Mid-term Congress results give Bush new mandate


US: Republicans won full control of the US Congress in mid-term elections, regaining power in the Senate and increasing their slim majority in the House of Representatives.

With counting of votes in Tuesday's poll almost complete last night, the Republicans had a 51- 48 majority in the Senate, with one seat outstanding, and were heading for a majority of around 20 in the House of Representatives, which has 435 seats.

The result gives President Bush a new mandate to press ahead with his conservative legislative agenda and the conduct of any military action against Iraq.

The White House press secretary, Mr Ari Fleischer, said the first priority would be passage of legislation creating the Homeland Security Department, which Democrats had opposed because of union objections to its conditions for government employees.
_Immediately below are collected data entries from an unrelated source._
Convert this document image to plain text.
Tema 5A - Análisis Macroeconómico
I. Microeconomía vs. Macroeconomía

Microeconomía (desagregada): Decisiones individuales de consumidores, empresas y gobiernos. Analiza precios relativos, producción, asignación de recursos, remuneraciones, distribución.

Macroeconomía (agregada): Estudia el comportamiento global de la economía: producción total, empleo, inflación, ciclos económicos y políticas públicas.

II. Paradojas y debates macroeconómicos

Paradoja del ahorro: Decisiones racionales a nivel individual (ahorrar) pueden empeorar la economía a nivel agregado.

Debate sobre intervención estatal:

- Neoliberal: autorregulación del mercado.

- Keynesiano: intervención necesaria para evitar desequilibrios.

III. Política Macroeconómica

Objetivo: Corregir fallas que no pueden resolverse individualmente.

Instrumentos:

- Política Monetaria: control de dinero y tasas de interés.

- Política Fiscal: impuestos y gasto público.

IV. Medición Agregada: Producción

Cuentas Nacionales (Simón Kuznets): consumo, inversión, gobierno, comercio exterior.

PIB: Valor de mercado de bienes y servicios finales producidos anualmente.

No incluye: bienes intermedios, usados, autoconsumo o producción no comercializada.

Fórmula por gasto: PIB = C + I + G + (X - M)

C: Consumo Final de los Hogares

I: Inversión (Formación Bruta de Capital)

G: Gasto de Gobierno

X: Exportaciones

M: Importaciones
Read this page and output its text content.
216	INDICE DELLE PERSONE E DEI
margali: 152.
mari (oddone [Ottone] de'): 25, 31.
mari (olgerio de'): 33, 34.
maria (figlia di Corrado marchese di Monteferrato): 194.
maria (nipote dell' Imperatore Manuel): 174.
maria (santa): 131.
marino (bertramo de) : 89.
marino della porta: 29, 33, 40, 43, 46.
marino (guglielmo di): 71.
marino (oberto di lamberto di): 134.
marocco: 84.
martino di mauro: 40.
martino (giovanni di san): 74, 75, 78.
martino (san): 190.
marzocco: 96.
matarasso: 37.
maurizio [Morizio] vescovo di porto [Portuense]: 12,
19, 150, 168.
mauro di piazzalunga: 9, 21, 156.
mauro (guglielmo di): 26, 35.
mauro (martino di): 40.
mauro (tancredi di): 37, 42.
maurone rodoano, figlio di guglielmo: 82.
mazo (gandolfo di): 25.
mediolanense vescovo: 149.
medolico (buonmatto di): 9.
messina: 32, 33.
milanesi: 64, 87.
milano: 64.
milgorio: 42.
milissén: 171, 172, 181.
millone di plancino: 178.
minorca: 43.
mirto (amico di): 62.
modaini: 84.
Items that had been blocked by the Senate will now get new life, including the appointment of conservative judges, an energy plan calling for drilling in Alaska's wildlife refuge, new policies on terrorism insurance and prescription- drug coverage, and Mr Bush's "faith-based" initiative to boost religious charities. The president also has a greater chance of extending last year's tax cuts and cutting business regulations.

White House officials said the new Congress will be asked to give priority to a new economic stimulus package early next year. "Republicans have the keys to the car and we're going to have to take action and continue to work for economic growth," a White House official said.

The moment of Republican victory came just before 2 a.m. yesterday when Democratic Senator Jean Carnahan of Missouri telephoned her Republican opponent Jim Talent to concede defeat, putting Republicans into the lead in the Senate, where the Democrats previously had a majority of one.

In addition, Republican Saxby Chambliss took a seat from the Democrats in Georgia and former Democratic vice-president Walter Mondale failed to secure the Minnesota seat left vacant by the death of Democratic Senator Paul Wellstone in an air crash.

In the 34 Senate races being contested the two bright spots for the Democrats were in Arkansas, where Mark Pryor beat Republican Senator Tim Hutchinson, and in South Dakota, where Mr Bush received a setback when his personal choice, John Thune, was defeated by Democratic Senator Tim Johnson. Johnson won by a mere 527 votes out of more than 334,000 cast.

In North Carolina, Elizabeth Dole, wife of 1996 Republican presidential candidate Bob Dole, defeated former Clinton White House chief of staff Erskine Bowles.

The Republicans also won New Hampshire, where John Sununu defeated Democratic Governor Jeanne Shaheen.

In Texas, attorney general John Cornyn defeated former Dallas mayor Ron Kirk, who was trying to become the first African-American from Texas elected to the Senate.

In New Jersey, the Democrats scored a significant victory when former senator Frank Lautenberg defeated Republican Doug Forrester after Lautenberg (78), was put on the ballot to replace Senator Robert Torricelli, who resigned over ethics problems.

The only Senate race left undecided was Louisiana, where Democratic Senator Mary Landrieu faces a December 7th run-off. Democratic National Committee Chairman Terry McAuliffe said Mr Bush's very high approval ratings were a critical factor.

In gubernatorial races, the president's brother, Governor Jeb Bush of Florida, easily saw off a challenge from Democrat Bill McBride, who three weeks ago seemed to be closing the gap. The Republicans also pulled off a big surprise by ousting Georgia Governor Roy Barnes and in Massachusetts, Republican business executive Mitt Romney defeated state treasurer Shannon O'Brien.

In Maryland Democrat Kathleen Kennedy Townsend, a daughter of Robert Kennedy, was defeated in a major shock by Republican Robert Ehrlich, bringing her political career to an abrupt halt. In New York Republican Governor George Pataki easily won re-election.

But the Democrats gained the governorships in Pennsylvania, Illinois and Michigan, key states in the battle for the 2004 presidential election. Veteran senators in both parties easily won re-election, including Democrats Joseph Biden in Delaware, John Kerry in Massachusetts and Tom Harkin in Iowa, and Republicans Mitch McConnell in Kentucky, Chuck Hagel in Nebraska, Pete Domenici in New Mexico and John Warner in Virginia.

Going into the elections, the Senate had 49 Democrats, 49 Republicans and two independents. In the House, Republicans had 223 seats to 208 for the Democrats, with one independent and three vacancies.

The new Senate Majority Leader Trent Lott said the results exceeded his expectations. The Republicans "have a lot of agenda left," including boosting homeland security, improving the economy and working on energy, retirement and prescription-drug policies. "It will feel good to be on offence here," he said.

Outgoing majority leader Tom Daschle said the war on terrorism and uncertainty surrounding Iraq drowned out the Democrats' message on the economy.

"It was very tough at times to get our message out, to break through," Terry McAuliffe said. "The president now has to deliver. We have a horrible economy, people worried about their jobs. He has the House. He has the Senate. Now he has to lead."